When she asked him what he wanted to know, Gabriel leaned back and thought it through. The boisterous restaurant was packed with people, mostly leaning over two-person tables and talking animatedly. It seemed as if all of them were smoking at once. He didn't know why they called it Blueberries; nothing on the menu involved blueberries. He said, "It's all deep background right now, nothing for attribution. So, if you could tell me the next finance minister's name, I'd be eternally grateful."

She squinted at him, an expression somewhere between scolding and flirtatious.

"The name of the head of the central bank?" he continued. "Minister of the interior?"

She rolled her eyes. She had made it clear already that Evo would not be revealing the names of these people until January. It was a big deal to Evo. If she leaked one of the names, she'd be fired.

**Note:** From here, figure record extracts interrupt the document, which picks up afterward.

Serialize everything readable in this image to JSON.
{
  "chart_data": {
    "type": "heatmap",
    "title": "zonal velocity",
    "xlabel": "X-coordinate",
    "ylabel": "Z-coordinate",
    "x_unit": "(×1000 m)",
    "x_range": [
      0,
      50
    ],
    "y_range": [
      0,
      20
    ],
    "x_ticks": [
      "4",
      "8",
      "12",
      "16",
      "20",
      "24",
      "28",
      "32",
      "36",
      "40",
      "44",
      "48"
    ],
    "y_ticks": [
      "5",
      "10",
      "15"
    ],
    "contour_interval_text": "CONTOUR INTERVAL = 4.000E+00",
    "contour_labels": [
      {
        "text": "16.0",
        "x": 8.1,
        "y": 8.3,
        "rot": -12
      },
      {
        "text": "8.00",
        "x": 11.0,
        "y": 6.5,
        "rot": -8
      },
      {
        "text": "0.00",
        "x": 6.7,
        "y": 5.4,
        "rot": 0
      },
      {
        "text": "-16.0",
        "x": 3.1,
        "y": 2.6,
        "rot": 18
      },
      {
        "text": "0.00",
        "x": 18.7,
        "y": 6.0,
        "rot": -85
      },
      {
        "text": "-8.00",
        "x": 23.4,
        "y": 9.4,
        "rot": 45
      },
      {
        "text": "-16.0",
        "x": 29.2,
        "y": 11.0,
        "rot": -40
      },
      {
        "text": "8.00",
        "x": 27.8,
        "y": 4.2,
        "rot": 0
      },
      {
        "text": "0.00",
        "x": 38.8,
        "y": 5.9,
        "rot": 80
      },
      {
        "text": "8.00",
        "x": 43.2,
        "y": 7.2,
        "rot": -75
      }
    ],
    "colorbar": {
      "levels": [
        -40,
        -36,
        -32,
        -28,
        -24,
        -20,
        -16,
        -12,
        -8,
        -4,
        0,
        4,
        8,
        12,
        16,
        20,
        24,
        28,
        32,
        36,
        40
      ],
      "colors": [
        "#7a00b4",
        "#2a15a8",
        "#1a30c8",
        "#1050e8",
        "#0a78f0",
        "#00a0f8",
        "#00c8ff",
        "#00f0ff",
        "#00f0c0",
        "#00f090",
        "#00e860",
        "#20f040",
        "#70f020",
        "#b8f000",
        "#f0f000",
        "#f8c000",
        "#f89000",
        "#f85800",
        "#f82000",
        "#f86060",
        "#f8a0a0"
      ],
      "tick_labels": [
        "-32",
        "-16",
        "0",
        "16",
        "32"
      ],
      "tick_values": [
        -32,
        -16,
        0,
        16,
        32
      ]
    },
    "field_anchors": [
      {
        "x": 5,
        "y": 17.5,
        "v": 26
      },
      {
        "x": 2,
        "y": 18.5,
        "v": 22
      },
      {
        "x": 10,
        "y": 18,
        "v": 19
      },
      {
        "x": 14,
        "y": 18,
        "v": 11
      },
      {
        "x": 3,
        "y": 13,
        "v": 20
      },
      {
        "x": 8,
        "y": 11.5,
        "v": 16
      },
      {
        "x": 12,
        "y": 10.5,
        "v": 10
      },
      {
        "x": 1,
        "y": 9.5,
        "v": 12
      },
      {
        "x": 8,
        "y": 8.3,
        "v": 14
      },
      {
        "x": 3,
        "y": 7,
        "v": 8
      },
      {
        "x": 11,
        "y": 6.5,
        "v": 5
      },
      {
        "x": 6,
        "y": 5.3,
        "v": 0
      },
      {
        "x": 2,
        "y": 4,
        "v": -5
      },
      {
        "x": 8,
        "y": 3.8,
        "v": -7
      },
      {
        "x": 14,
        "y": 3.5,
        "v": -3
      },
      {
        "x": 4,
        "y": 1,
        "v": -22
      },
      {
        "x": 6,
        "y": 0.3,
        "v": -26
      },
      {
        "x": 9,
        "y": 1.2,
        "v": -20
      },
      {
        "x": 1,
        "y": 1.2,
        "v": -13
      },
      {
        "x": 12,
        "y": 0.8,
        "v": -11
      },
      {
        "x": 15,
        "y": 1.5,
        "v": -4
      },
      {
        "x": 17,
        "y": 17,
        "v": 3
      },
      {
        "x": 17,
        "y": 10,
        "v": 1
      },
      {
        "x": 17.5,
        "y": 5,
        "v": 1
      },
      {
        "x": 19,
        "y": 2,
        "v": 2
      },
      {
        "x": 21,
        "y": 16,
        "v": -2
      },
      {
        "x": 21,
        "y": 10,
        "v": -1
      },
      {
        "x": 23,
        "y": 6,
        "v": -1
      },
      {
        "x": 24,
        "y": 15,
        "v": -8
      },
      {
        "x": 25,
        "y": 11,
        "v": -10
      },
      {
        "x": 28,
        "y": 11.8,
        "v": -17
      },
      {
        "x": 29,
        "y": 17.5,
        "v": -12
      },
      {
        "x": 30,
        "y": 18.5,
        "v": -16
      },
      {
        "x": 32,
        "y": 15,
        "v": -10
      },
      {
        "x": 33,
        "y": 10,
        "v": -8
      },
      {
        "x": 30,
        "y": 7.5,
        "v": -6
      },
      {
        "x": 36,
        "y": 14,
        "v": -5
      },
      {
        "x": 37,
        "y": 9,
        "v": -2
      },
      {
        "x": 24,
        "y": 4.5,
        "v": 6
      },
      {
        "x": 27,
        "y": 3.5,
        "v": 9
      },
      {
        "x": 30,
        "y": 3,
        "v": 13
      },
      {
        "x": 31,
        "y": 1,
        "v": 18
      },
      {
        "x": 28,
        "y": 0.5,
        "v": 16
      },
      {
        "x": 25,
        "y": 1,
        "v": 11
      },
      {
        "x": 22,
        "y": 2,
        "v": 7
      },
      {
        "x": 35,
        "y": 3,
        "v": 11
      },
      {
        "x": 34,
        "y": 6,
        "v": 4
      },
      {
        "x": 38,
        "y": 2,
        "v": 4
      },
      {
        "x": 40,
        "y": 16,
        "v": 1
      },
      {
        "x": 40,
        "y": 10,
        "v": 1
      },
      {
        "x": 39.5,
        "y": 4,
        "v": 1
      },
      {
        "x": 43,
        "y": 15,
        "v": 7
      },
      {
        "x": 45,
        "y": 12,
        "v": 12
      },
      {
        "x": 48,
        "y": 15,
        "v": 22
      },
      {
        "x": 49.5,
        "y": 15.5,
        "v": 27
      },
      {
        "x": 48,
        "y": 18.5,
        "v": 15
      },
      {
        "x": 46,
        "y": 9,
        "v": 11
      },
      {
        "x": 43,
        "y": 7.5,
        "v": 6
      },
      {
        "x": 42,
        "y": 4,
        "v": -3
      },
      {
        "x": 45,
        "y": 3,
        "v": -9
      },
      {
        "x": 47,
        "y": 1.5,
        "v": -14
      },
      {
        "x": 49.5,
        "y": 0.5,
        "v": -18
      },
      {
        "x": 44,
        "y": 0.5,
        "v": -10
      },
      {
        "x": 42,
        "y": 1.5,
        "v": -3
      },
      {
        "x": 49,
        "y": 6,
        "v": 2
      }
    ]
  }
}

A gambit opened for him. With Lenka, he had little reason left to maintain his cover. Of course, if she let it out that he was there as an analyst for Calloway, Priya would probably fire him. And Lenka herself had little to no reason to want to talk to a hedge fund. She might do it anyway, and she might keep his secret, but these were far from certain, still, she knew everything he wanted to know. And he liked her a lot already, and the feeling seemed mutual, and if he told her the truth, she wouldn't have as much of a reason to withhold that information. He held his course, though. "Is he going to expropriate the natural gas?"

"He has said repeatedly that he plans to do that."

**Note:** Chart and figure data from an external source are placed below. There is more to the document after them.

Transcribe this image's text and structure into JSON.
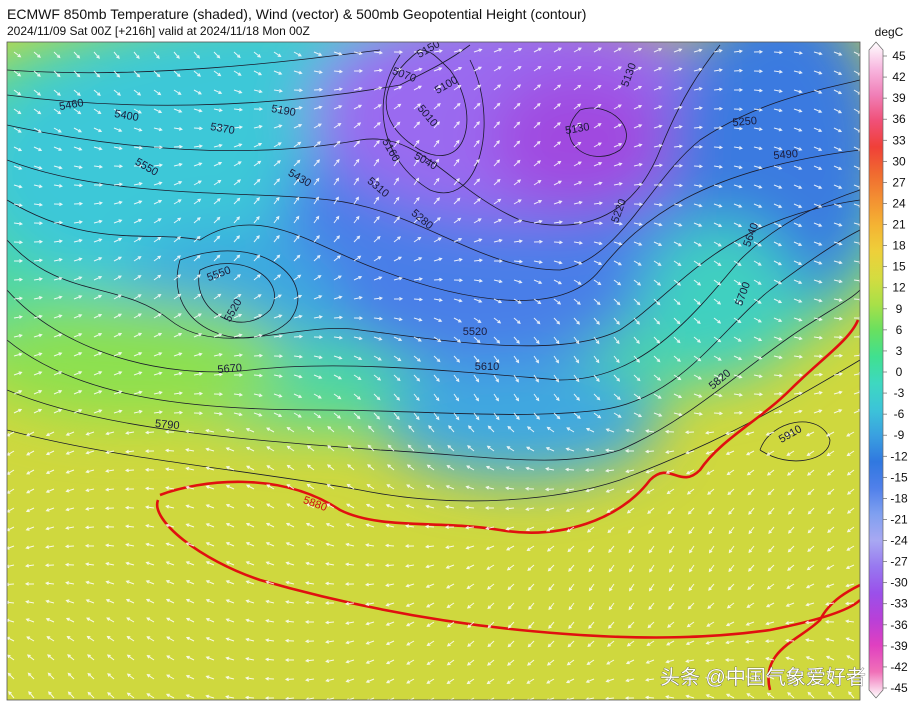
{
  "header": {
    "title": "ECMWF 850mb Temperature (shaded), Wind (vector) & 500mb Geopotential Height (contour)",
    "subtitle": "2024/11/09 Sat 00Z [+216h] valid at 2024/11/18 Mon 00Z"
  },
  "colorbar": {
    "unit": "degC",
    "ticks": [
      45,
      42,
      39,
      36,
      33,
      30,
      27,
      24,
      21,
      18,
      15,
      12,
      9,
      6,
      3,
      0,
      -3,
      -6,
      -9,
      -12,
      -15,
      -18,
      -21,
      -24,
      -27,
      -30,
      -33,
      -36,
      -39,
      -42,
      -45
    ]
  },
  "contour_labels": [
    5150,
    5070,
    5100,
    5010,
    5040,
    5160,
    5130,
    5130,
    5250,
    5490,
    5460,
    5400,
    5370,
    5190,
    5550,
    5430,
    5310,
    5280,
    5220,
    5640,
    5700,
    5550,
    5520,
    5520,
    5610,
    5670,
    5820,
    5910,
    5790,
    5880
  ],
  "watermark": "头条 @中国气象爱好者"
}
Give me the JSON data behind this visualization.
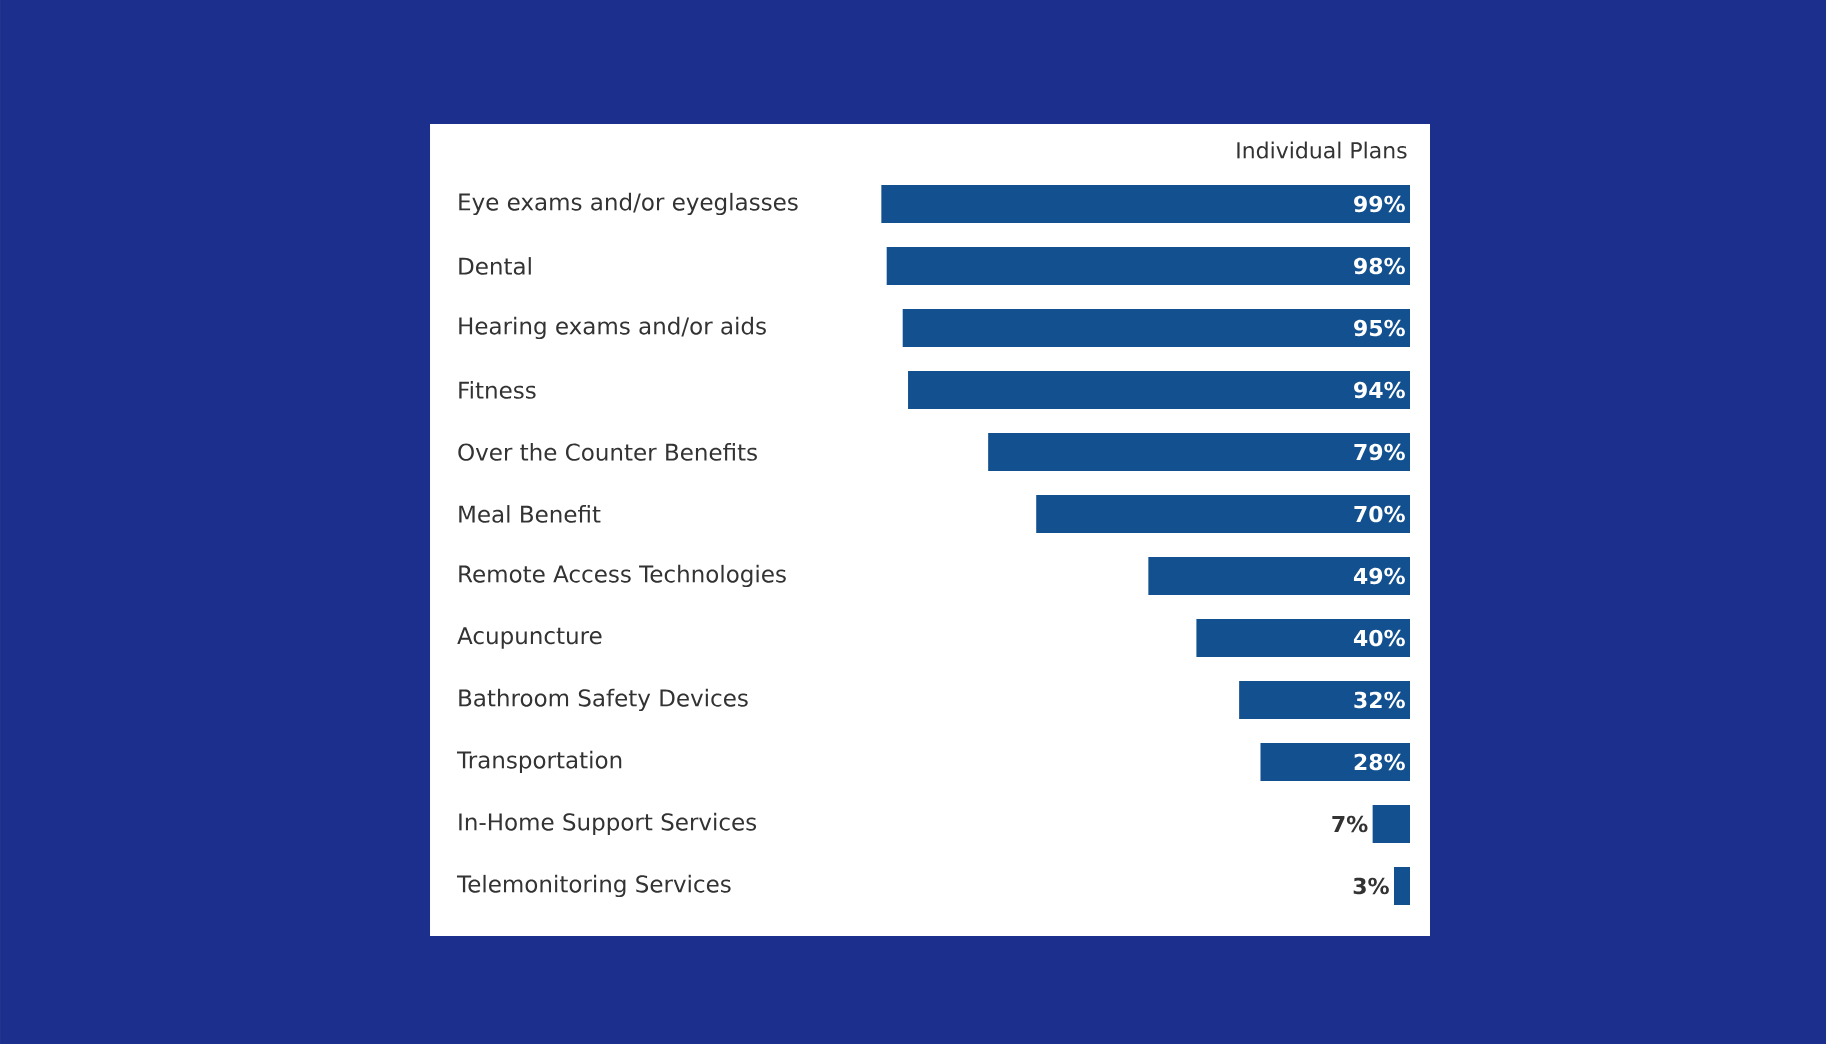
{
  "chart_data": {
    "type": "bar",
    "orientation": "horizontal",
    "title": "Individual Plans",
    "categories": [
      "Eye exams and/or eyeglasses",
      "Dental",
      "Hearing exams and/or aids",
      "Fitness",
      "Over the Counter Benefits",
      "Meal Benefit",
      "Remote Access Technologies",
      "Acupuncture",
      "Bathroom Safety Devices",
      "Transportation",
      "In-Home Support Services",
      "Telemonitoring Services"
    ],
    "values": [
      99,
      98,
      95,
      94,
      79,
      70,
      49,
      40,
      32,
      28,
      7,
      3
    ],
    "value_labels": [
      "99%",
      "98%",
      "95%",
      "94%",
      "79%",
      "70%",
      "49%",
      "40%",
      "32%",
      "28%",
      "7%",
      "3%"
    ],
    "color": "#13508f",
    "xlim": [
      100,
      0
    ]
  }
}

"Right." Gabriel paused, but she offered nothing else, so he said, "But does he mean it?"

She smiled, partially exasperated already. This was turning into more of an interview than he'd intended it to be.

He continued anyway, unable to stop himself. "And what about the mines?"

"Can I ask you a question?" she said.

"Anything," he said. The eye contact was steady, but her flirtation was dimming.

"What kind of questions are these?" she said.

"They are direct questions. If you want, I can ask what he plans to do once he takes control, but if that's what you prefer, then you should just give me a copy of your latest press release."

She had ordered tea, which now arrived. He watched as she drizzled pale honey over the floating tea bag until it started to sink. She put the honey down, and the bag rebounded, returned to the surface. She tugged on the string and the bag bobbed.